Gradient Accumulation Wrappers
|
Model wrapper for gradient accumulation. |
|
Optimizer wrapper for gradient accumulation. |
GradientAccumulateModel
GradientAccumulateOptimizer
- class gradient_accumulator.GradientAccumulateOptimizer(optimizer='SGD', accum_steps=1, reduction: str = 'MEAN', name: str = 'GradientAccumulateOptimizer', **kwargs)[source]
Optimizer wrapper for gradient accumulation.
- apply_gradients(grads_and_vars, name=None, **kwargs)[source]
Updates weights using gradients.
- Parameters:
grads_and_vars – dict containing variables and corresponding gradients.
name – name to set when applying gradients.
**kwargs – keyword arguments.
- Returns:
Updated weights.
- classmethod from_config(config, custom_objects=None)[source]
Gets config of original optimizer and deserializes it.
- property gradients[source]
The accumulated gradients on the current replica.
- Returns:
Current gradients in optimizer.
- property iterations[source]
Returns current iteration value of optimizer.
- Returns:
iterations of optimizer.
Custom Layers
AccumBatchNormalization
- class gradient_accumulator.AccumBatchNormalization(*args, **kwargs)[source]
Custom Batch Normaliztion layer with gradient accumulation support.
- build(input_shape)[source]
Builds layer and variables.
- Parameters:
input_shape – input feature map size.
- call(inputs, training=None, mask=None)[source]
Performs the batch normalization step.
- Parameters:
inputs – input feature map to apply batch normalization across.
training – whether layer should be in training mode or not.
mask – whether to calculate statistics within masked region of feature map.
- Returns:
Normalized feature map.
- get_moving_average(statistic, new_value)[source]

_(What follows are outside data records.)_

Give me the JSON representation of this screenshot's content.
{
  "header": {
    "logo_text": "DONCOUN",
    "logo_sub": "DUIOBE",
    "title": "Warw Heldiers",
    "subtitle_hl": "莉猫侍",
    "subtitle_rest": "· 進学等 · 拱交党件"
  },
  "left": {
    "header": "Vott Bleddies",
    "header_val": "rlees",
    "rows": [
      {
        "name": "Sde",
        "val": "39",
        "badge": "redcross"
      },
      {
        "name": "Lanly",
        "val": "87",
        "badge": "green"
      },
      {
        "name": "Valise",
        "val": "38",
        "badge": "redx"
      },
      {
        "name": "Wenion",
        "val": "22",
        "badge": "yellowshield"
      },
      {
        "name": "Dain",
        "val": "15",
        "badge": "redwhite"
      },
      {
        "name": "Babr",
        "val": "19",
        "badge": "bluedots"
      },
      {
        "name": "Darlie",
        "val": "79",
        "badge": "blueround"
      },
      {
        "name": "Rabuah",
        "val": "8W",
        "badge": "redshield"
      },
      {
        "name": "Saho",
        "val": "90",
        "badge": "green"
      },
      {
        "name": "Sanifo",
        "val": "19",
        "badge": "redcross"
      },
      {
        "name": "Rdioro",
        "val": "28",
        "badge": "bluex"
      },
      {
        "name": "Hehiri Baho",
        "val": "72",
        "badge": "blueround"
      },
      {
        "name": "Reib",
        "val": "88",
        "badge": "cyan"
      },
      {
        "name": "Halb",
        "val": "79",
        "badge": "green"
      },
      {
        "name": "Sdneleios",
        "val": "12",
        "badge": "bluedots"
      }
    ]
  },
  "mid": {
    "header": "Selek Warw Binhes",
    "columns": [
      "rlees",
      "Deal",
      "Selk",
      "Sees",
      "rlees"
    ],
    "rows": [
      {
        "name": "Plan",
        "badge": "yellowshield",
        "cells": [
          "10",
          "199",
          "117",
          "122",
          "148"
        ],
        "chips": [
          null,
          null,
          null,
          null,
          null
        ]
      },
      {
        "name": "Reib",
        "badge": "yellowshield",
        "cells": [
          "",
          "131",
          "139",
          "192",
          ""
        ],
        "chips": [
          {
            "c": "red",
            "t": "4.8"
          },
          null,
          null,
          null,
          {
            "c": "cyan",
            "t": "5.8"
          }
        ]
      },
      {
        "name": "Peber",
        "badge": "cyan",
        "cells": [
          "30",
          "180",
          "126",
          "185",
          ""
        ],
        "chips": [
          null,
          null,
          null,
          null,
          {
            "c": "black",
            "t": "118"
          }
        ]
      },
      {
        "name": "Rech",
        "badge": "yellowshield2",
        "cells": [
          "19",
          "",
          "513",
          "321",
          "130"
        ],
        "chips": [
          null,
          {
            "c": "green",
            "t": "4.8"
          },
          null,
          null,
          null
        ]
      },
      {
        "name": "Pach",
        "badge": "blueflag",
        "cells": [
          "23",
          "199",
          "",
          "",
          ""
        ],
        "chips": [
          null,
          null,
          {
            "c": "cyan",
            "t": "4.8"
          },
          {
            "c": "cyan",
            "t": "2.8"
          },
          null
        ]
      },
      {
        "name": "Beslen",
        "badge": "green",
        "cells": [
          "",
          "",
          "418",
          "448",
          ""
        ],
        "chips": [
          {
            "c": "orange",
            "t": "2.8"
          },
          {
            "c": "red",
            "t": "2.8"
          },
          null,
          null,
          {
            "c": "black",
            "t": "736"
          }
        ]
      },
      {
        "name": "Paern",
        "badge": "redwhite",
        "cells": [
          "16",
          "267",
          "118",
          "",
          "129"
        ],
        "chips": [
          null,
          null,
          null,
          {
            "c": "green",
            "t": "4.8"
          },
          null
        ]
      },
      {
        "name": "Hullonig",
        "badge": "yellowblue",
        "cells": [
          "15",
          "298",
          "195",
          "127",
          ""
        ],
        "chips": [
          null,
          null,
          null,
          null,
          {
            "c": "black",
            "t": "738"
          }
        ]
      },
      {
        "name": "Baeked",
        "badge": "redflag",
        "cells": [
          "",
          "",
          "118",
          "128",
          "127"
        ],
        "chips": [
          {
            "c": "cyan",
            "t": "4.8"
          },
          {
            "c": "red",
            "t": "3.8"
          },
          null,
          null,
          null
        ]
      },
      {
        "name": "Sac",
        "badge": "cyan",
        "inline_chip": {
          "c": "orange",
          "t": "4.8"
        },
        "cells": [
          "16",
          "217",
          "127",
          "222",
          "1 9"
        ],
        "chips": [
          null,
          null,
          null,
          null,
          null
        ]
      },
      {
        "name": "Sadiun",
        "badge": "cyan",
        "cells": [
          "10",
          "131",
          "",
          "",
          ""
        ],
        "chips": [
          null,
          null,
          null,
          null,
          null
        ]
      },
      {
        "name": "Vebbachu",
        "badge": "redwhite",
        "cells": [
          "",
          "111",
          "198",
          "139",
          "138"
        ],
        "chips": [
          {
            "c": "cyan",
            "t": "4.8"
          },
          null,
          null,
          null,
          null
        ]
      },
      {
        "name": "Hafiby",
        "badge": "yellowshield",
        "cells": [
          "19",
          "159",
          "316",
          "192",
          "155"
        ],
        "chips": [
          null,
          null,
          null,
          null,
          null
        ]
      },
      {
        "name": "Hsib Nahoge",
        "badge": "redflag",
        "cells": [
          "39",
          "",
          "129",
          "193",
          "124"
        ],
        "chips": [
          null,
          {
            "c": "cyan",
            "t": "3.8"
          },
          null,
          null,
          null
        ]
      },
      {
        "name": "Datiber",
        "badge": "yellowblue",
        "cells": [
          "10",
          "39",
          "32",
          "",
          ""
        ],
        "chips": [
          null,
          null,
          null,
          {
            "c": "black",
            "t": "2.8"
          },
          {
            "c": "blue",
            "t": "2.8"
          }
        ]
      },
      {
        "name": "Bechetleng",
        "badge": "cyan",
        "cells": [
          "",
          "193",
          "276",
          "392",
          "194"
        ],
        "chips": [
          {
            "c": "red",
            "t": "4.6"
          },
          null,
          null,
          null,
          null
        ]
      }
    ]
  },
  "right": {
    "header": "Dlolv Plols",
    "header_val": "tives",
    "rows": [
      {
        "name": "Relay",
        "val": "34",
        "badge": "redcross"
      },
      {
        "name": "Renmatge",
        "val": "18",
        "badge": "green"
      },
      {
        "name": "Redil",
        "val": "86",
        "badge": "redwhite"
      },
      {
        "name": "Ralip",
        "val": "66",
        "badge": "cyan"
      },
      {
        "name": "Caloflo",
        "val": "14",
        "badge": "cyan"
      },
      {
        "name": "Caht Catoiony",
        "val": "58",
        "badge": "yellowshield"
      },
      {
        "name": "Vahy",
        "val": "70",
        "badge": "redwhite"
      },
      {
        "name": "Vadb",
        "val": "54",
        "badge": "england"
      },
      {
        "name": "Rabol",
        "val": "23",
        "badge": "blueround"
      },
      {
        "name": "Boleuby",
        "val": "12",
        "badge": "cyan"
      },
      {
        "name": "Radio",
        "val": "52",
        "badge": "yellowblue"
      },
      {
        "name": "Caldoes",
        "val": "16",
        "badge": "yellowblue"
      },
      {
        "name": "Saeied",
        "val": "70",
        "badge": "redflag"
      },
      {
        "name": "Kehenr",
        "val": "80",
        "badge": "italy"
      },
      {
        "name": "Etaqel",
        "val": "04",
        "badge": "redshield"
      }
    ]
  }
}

Returns the moving average given a statistic and current estimate.
- Parameters:
statistic – summary statistic e.g. average across for single feature over multiple samples
new_value – statistic of single feature for single forward step.
- Returns:
Updated statistic.
General Utilities
Adaptive Gradient Clipping
- gradient_accumulator.compute_norm(x, axis, keepdims)[source]
Computes the euclidean norm of a tensor \(x\).
- Parameters:
x – input tensor.
axis – which axis to compute norm across.
keepdims – whether to keep dimension after applying along axis.
- Returns:
Euclidean norm.
- gradient_accumulator.unitwise_norm(x)[source]
Wrapper class which dynamically sets axis and keepdims given an input x for calculating euclidean norm.
- Parameters:
x – input tensor.
- Returns:
Euclidean norm.
- gradient_accumulator.adaptive_clip_grad(parameters, gradients, clip_factor: float = 0.01, eps: float = 0.001)[source]
Performs adaptive gradient clipping on a given set of parameters and gradients.
Official JAX implementation (paper authors): https://github.com/deepmind/deepmind-research/tree/master/nfnets # noqa
Ross Wightman’s implementation https://github.com/rwightman/pytorch-image-models/blob/master/timm/utils/agc.py # noqa
- Parameters:
parameters – Which parameters to apply method on.
gradients – Which gradients to apply clipping on.
clip_factor – Sets upper limit for gradient clipping.
eps – Epsilon - small number in \(max()\) to avoid zero norm and preserve numerical stability.
- Returns:
Updated gradients after gradient clipping.